A sample of a gas occupies a volume of 1158 mL at 59ºC and 0.76 atm. What would be the new volume if temperature decreases to 40ºC and pressure increases to 1.40 atm?
use
P1V1/T1=P2V2/T2
To find the new volume, we can use the combined gas law equation, which combines Boyle's Law, Charles' Law, and Gay-Lussac's Law. The equation is as follows:
(P1 * V1) / (T1) = (P2 * V2) / (T2)
Where:
P1 = initial pressure
V1 = initial volume
T1 = initial temperature
P2 = final pressure
V2 = final volume (which we need to find)
T2 = final temperature
Let's plug in the given values:
P1 = 0.76 atm
V1 = 1158 mL
T1 = 59ºC -> convert to Kelvin by adding 273.15 (59 + 273.15 = 332.15 K)
P2 = 1.40 atm
T2 = 40ºC -> convert to Kelvin (40 + 273.15 = 313.15 K)
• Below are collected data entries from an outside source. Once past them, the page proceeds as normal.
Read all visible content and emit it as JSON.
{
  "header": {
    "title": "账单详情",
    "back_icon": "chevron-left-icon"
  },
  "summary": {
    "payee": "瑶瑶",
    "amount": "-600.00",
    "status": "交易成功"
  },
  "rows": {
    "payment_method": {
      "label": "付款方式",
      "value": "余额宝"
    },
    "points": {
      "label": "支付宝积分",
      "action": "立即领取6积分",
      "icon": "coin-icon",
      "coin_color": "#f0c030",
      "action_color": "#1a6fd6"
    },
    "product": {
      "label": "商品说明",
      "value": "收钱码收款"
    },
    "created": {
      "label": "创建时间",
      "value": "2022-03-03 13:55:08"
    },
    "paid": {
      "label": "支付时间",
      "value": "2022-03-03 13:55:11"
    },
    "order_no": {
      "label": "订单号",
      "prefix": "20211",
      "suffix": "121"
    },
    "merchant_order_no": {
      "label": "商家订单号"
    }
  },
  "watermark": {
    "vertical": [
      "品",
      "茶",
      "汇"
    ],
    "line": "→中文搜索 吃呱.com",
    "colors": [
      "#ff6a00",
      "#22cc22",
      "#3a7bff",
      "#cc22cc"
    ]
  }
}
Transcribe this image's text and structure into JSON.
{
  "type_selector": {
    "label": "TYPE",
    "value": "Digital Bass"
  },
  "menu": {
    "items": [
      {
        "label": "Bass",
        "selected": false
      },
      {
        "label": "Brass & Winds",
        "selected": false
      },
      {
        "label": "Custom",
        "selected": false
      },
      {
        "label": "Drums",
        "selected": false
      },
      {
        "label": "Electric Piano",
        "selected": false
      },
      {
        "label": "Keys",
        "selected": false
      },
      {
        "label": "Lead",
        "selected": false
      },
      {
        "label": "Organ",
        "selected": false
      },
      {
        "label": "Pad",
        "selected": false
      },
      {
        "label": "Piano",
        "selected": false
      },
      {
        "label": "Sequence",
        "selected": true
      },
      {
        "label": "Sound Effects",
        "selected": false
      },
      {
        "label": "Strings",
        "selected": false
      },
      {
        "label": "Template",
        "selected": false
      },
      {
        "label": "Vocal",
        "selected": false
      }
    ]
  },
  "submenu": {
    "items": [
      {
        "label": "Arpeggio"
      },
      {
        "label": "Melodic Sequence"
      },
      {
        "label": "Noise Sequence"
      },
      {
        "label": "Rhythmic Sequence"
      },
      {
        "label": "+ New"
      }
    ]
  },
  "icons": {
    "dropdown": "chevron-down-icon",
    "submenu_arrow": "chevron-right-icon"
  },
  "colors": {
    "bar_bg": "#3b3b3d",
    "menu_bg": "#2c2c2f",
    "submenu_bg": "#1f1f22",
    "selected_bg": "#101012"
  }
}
Now we can rearrange the equation to solve for V2:
V2 = (P1 * V1 * T2) / (P2 * T1)
Substituting the given values into the equation:
V2 = (0.76 atm * 1158 mL * 313.15 K) / (1.40 atm * 332.15 K)
Before calculating, let's convert mL to liters by dividing by 1000:
V2 = (0.76 atm * 1.158 L * 313.15 K) / (1.40 atm * 332.15 K)
Now we can cancel out the units:
V2 = 0.680 L
Therefore, the new volume would be approximately 0.680 L when the temperature decreases to 40ºC and the pressure increases to 1.40 atm.